Answer
The solution set is $\left\{\frac{1}{2}, \frac{3}{2}\right\}$.
Work Step by Step
Distribute $2$ to obtain:
$4u^2-8u+3=0$
RECALL:
A quadratic trinomial $ax^2+bx+c$ may be factored if there are integers $d$ and $e$ such that $de = ac$ and $d+e =b$
If such integers exist, then $ax^2+bx + c = ax^2+dx + ex + c$, and may be factored by grouping.

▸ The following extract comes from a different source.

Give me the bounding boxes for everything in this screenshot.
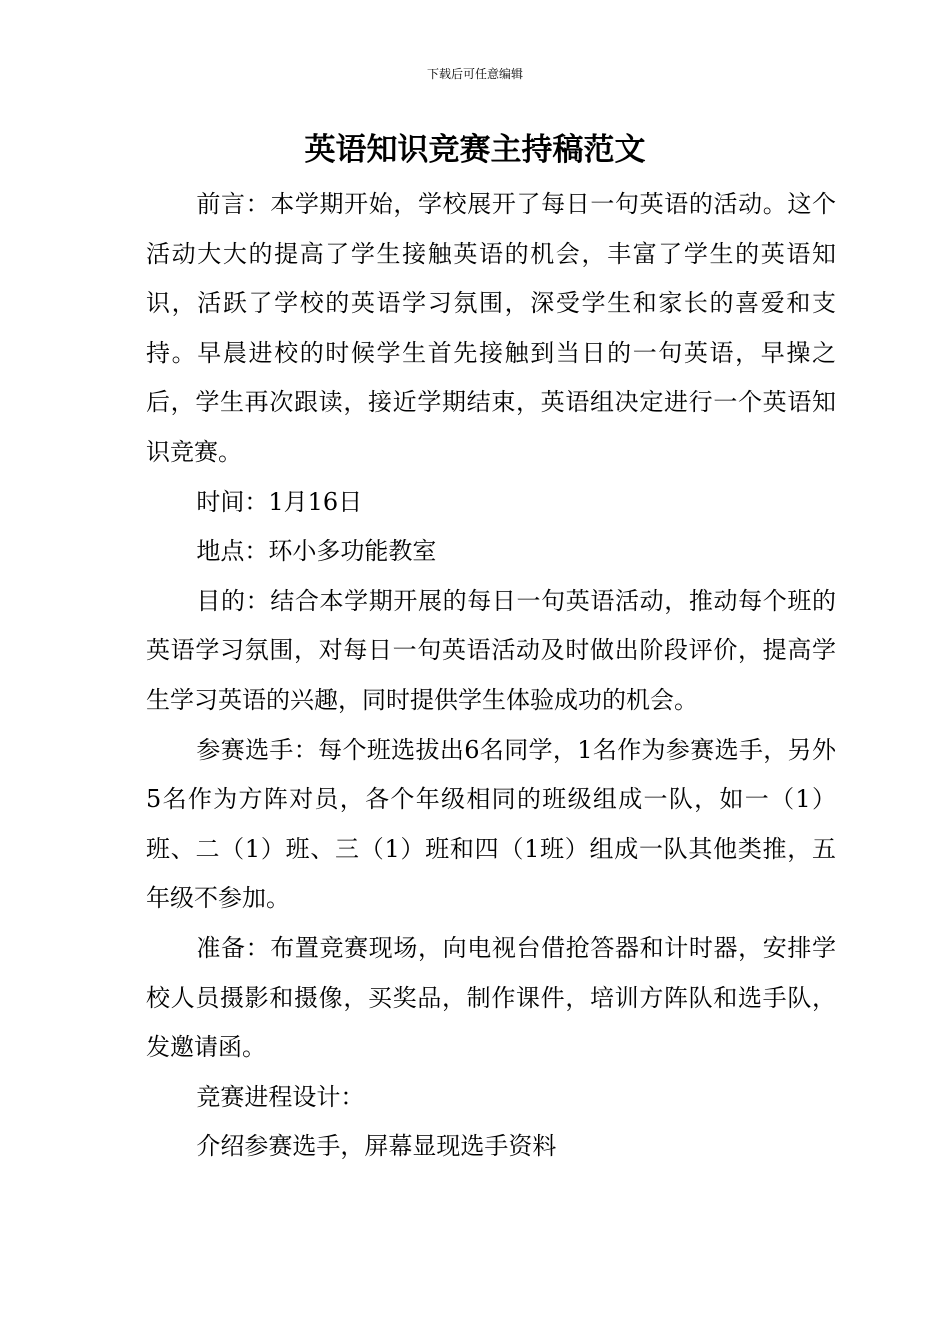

The trinomial in the equation has $a=4$, $b=-8$, and $c=3$.
Thus, $ac = 4(3) = 12$
Note that $12=-6(-2)$ and $-8 = (-6)+(-2)$
This means that $d=-6$ and $e=-2$.
Rewrite the middle term of the trinomial as $-6u$ +$(-2u)$ to obtain:
$4u^2-8u+3 = 0
\\4u^2+(-6u)+(-2u)+3 = 0
\\4u^2-6u+(-2u) +3=0$
Regroup then factor out the GCF in each group to obtain:
$(4u^2-6u)+(-2u+3)=0
\\2u(2u-3) +(-1)(2u-3)=0$
Factor out $2u-3$ to obtain:
$(2u-3)(2u-1)=0$
Use the Zero-Product Property by equating each factor to zero then solving each equation to obtain:
$\begin{array}{ccc}
&2u-3=0 &\text{ or } &2u-1=0
\\&2u=3 &\text{ or } &2u=1
\\&u=\frac{3}{2} &\text{ or } &u=\frac{1}{2}
\end{array}$
Therefore the solution set is $\left\{\frac{1}{2}, \frac{3}{2}\right\}$.